Giovanni Antonio Pandolfi briefly surfaced at the Hapsburg court in Innsbruck in 1660 with the pair of violin publications performed here. Little is known of his life beyond what can be gleaned from the dedications and other matter associated with these two sets of sonatas for violin and continuo, and the downright bizarre quality of the music only heightens the air of mystery.

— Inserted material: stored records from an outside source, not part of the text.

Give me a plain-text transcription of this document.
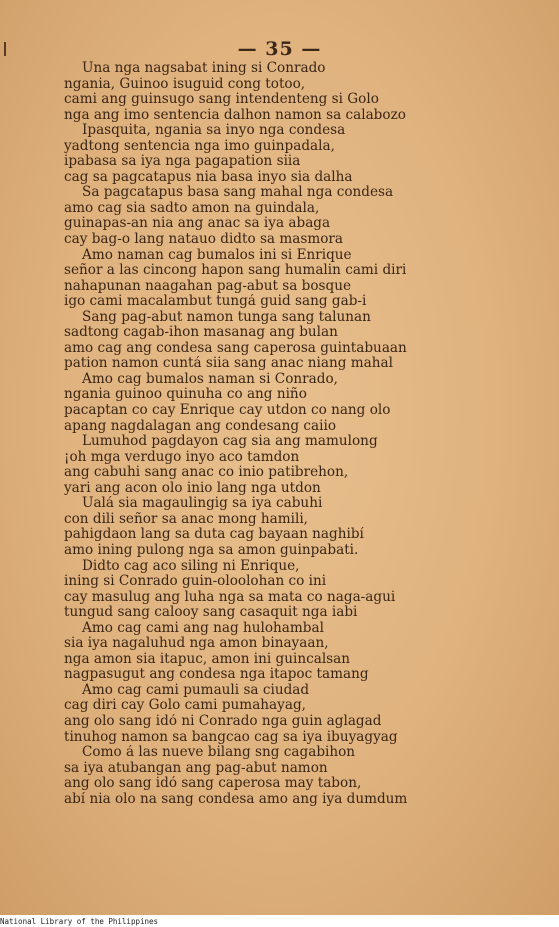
— 35 —
Una nga nagsabat ining si Conrado
ngania, Guinoo isuguid cong totoo,
cami ang guinsugo sang intendenteng si Golo
nga ang imo sentencia dalhon namon sa calabozo
Ipasquita, ngania sa inyo nga condesa
yadtong sentencia nga imo guinpadala,
ipabasa sa iya nga pagapation siia
cag sa pagcatapus nia basa inyo sia dalha
Sa pagcatapus basa sang mahal nga condesa
amo cag sia sadto amon na guindala,
guinapas-an nia ang anac sa iya abaga
cay bag-o lang natauo didto sa masmora
Amo naman cag bumalos ini si Enrique
señor a las cincong hapon sang humalin cami diri
nahapunan naagahan pag-abut sa bosque
igo cami macalambut tungá guid sang gab-i
Sang pag-abut namon tunga sang talunan
sadtong cagab-ihon masanag ang bulan
amo cag ang condesa sang caperosa guintabuaan
pation namon cuntá siia sang anac niang mahal
Amo cag bumalos naman si Conrado,
ngania guinoo quinuha co ang niño
pacaptan co cay Enrique cay utdon co nang olo
apang nagdalagan ang condesang caiio
Lumuhod pagdayon cag sia ang mamulong
¡oh mga verdugo inyo aco tamdon
ang cabuhi sang anac co inio patibrehon,
yari ang acon olo inio lang nga utdon
Ualá sia magaulingig sa iya cabuhi
con dili señor sa anac mong hamili,
pahigdaon lang sa duta cag bayaan naghibí
amo ining pulong nga sa amon guinpabati.
Didto cag aco siling ni Enrique,
ining si Conrado guin-oloolohan co ini
cay masulug ang luha nga sa mata co naga-agui
tungud sang calooy sang casaquit nga iabi
Amo cag cami ang nag hulohambal
sia iya nagaluhud nga amon binayaan,
nga amon sia itapuc, amon ini guincalsan
nagpasugut ang condesa nga itapoc tamang
Amo cag cami pumauli sa ciudad
cag diri cay Golo cami pumahayag,
ang olo sang idó ni Conrado nga guin aglagad
tinuhog namon sa bangcao cag sa iya ibuyagyag
Como á las nueve bilang sng cagabihon
sa iya atubangan ang pag-abut namon
ang olo sang idó sang caperosa may tabon,
abí nia olo na sang condesa amo ang iya dumdum
National Library of the Philippines
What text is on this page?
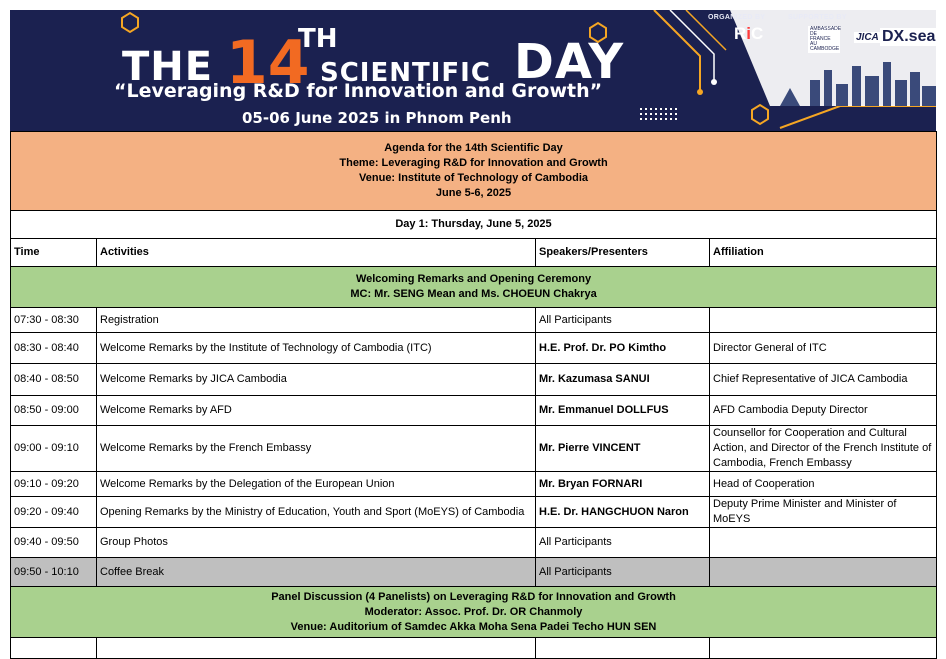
THE 14
TH
SCIENTIFIC DAY
“Leveraging R&D for Innovation and Growth”
05-06 June 2025 in Phnom Penh
ORGANIZED BY	SUPPORTED BY
RiC	AMBASSADE DE FRANCE AU CAMBODGE
JICA DX.sea
Agenda for the 14th Scientific Day
Theme: Leveraging R&D for Innovation and Growth
Venue: Institute of Technology of Cambodia
June 5-6, 2025			

Day 1: Thursday, June 5, 2025			
Time	Activities	Speakers/Presenters	Affiliation

Welcoming Remarks and Opening Ceremony
MC: Mr. SENG Mean and Ms. CHOEUN Chakrya			

07:30 - 08:30	Registration	All Participants	
08:30 - 08:40	Welcome Remarks by the Institute of Technology of Cambodia (ITC)	H.E. Prof. Dr. PO Kimtho	Director General of ITC
08:40 - 08:50	Welcome Remarks by JICA Cambodia	Mr. Kazumasa SANUI	Chief Representative of JICA Cambodia
08:50 - 09:00	Welcome Remarks by AFD	Mr. Emmanuel DOLLFUS	AFD Cambodia Deputy Director
09:00 - 09:10	Welcome Remarks by the French Embassy	Mr. Pierre VINCENT	Counsellor for Cooperation and Cultural Action, and Director of the French Institute of Cambodia, French Embassy
09:10 - 09:20	Welcome Remarks by the Delegation of the European Union	Mr. Bryan FORNARI	Head of Cooperation
09:20 - 09:40	Opening Remarks by the Ministry of Education, Youth and Sport (MoEYS) of Cambodia	H.E. Dr. HANGCHUON Naron	Deputy Prime Minister and Minister of MoEYS
09:40 - 09:50	Group Photos	All Participants	
09:50 - 10:10	Coffee Break	All Participants	

Panel Discussion (4 Panelists) on Leveraging R&D for Innovation and Growth
Moderator: Assoc. Prof. Dr. OR Chanmoly
Venue: Auditorium of Samdec Akka Moha Sena Padei Techo HUN SEN			
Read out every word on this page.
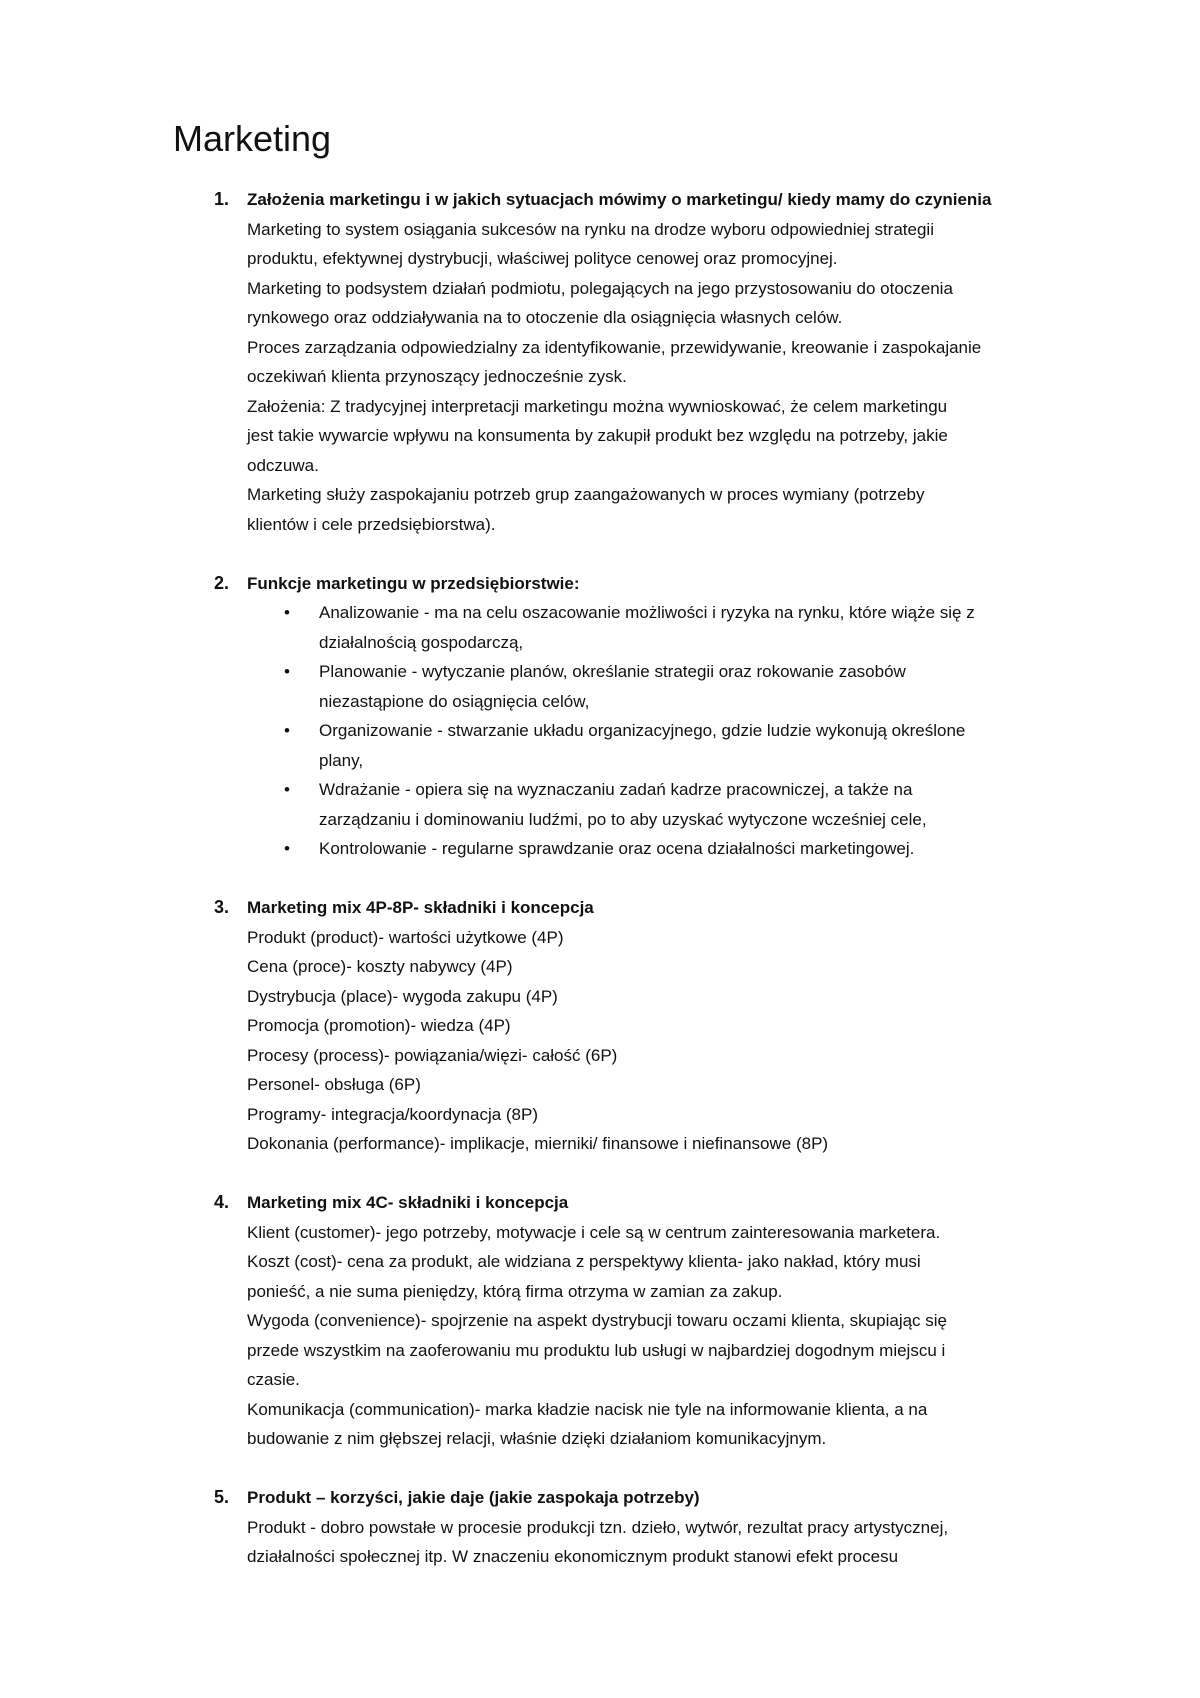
Marketing
1. Założenia marketingu i w jakich sytuacjach mówimy o marketingu/ kiedy mamy do czynienia
Marketing to system osiągania sukcesów na rynku na drodze wyboru odpowiedniej strategii
produktu, efektywnej dystrybucji, właściwej polityce cenowej oraz promocyjnej.
Marketing to podsystem działań podmiotu, polegających na jego przystosowaniu do otoczenia
rynkowego oraz oddziaływania na to otoczenie dla osiągnięcia własnych celów.
Proces zarządzania odpowiedzialny za identyfikowanie, przewidywanie, kreowanie i zaspokajanie
oczekiwań klienta przynoszący jednocześnie zysk.
Założenia: Z tradycyjnej interpretacji marketingu można wywnioskować, że celem marketingu
jest takie wywarcie wpływu na konsumenta by zakupił produkt bez względu na potrzeby, jakie
odczuwa.
Marketing służy zaspokajaniu potrzeb grup zaangażowanych w proces wymiany (potrzeby
klientów i cele przedsiębiorstwa).
2. Funkcje marketingu w przedsiębiorstwie:
• Analizowanie - ma na celu oszacowanie możliwości i ryzyka na rynku, które wiąże się z
działalnością gospodarczą,
• Planowanie - wytyczanie planów, określanie strategii oraz rokowanie zasobów
niezastąpione do osiągnięcia celów,
• Organizowanie - stwarzanie układu organizacyjnego, gdzie ludzie wykonują określone
plany,
• Wdrażanie - opiera się na wyznaczaniu zadań kadrze pracowniczej, a także na
zarządzaniu i dominowaniu ludźmi, po to aby uzyskać wytyczone wcześniej cele,
• Kontrolowanie - regularne sprawdzanie oraz ocena działalności marketingowej.
3. Marketing mix 4P-8P- składniki i koncepcja
Produkt (product)- wartości użytkowe (4P)
Cena (proce)- koszty nabywcy (4P)
Dystrybucja (place)- wygoda zakupu (4P)
Promocja (promotion)- wiedza (4P)
Procesy (process)- powiązania/więzi- całość (6P)
Personel- obsługa (6P)
Programy- integracja/koordynacja (8P)
Dokonania (performance)- implikacje, mierniki/ finansowe i niefinansowe (8P)
4. Marketing mix 4C- składniki i koncepcja
Klient (customer)- jego potrzeby, motywacje i cele są w centrum zainteresowania marketera.
Koszt (cost)- cena za produkt, ale widziana z perspektywy klienta- jako nakład, który musi
ponieść, a nie suma pieniędzy, którą firma otrzyma w zamian za zakup.
Wygoda (convenience)- spojrzenie na aspekt dystrybucji towaru oczami klienta, skupiając się
przede wszystkim na zaoferowaniu mu produktu lub usługi w najbardziej dogodnym miejscu i
czasie.
Komunikacja (communication)- marka kładzie nacisk nie tyle na informowanie klienta, a na
budowanie z nim głębszej relacji, właśnie dzięki działaniom komunikacyjnym.
5. Produkt – korzyści, jakie daje (jakie zaspokaja potrzeby)
Produkt - dobro powstałe w procesie produkcji tzn. dzieło, wytwór, rezultat pracy artystycznej,
działalności społecznej itp. W znaczeniu ekonomicznym produkt stanowi efekt procesu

British historical-performance specialist Andrew Manze, who has a very pleasing touch in the so-called stylus phantasticus of fantastic style of the later seventeenth century, writes in the notes that Pandolfi might be considered the "godfather" of the virtuoso violin tradition in the German sphere running from Biber down to the mighty unaccompanied sonatas and partitas of J.S. Bach. The problem with this is that Pandolfi's sonatas do not sound much like Biber, even at his most experimental, or anyone else. Their nearest relatives are the works of Marco Uccellini, who may have been influenced by Pandolfi. If your tastes run to the extreme in the music of the seventeenth century, rest assured that it doesn't come much more extreme than this. Pandolfi's sonatas consist, in the seventeenth century manner, of alternating and loosely connected slow and fast sections, but the emphasis is decidedly on the former and on the unearthly effects that the player, aided to some extent by his or her own improvisatory imagination, can bring to the fore. Many of the sonatas end with the slow music, and some break off with a kind of perfunctory gesture, matching the conventional openings that Manze compares to chess openings: they start calmly and then quite suddenly become entirely individual. What happens then varies from piece to piece, and is not so much blisteringly virtuosic (although there are instances of that) as radical. Pandolfi favors an effect in which dissonances and repeated notes are threaded through long chains of double stops, and he offers quasi-antiphonal passages and other devices that suggest a formidable stage personality. Sample the second sonata of Op. 3, "La Cesta" (track 2), to get an idea of the thrill ride effect, which is so pronounced that Manze suggests, quite rightly, that the sonatas are best enjoyed in ones and pairs. With the whole disc clocking in at exactly 80 minutes, that offers the listener many sessions of remarkable music.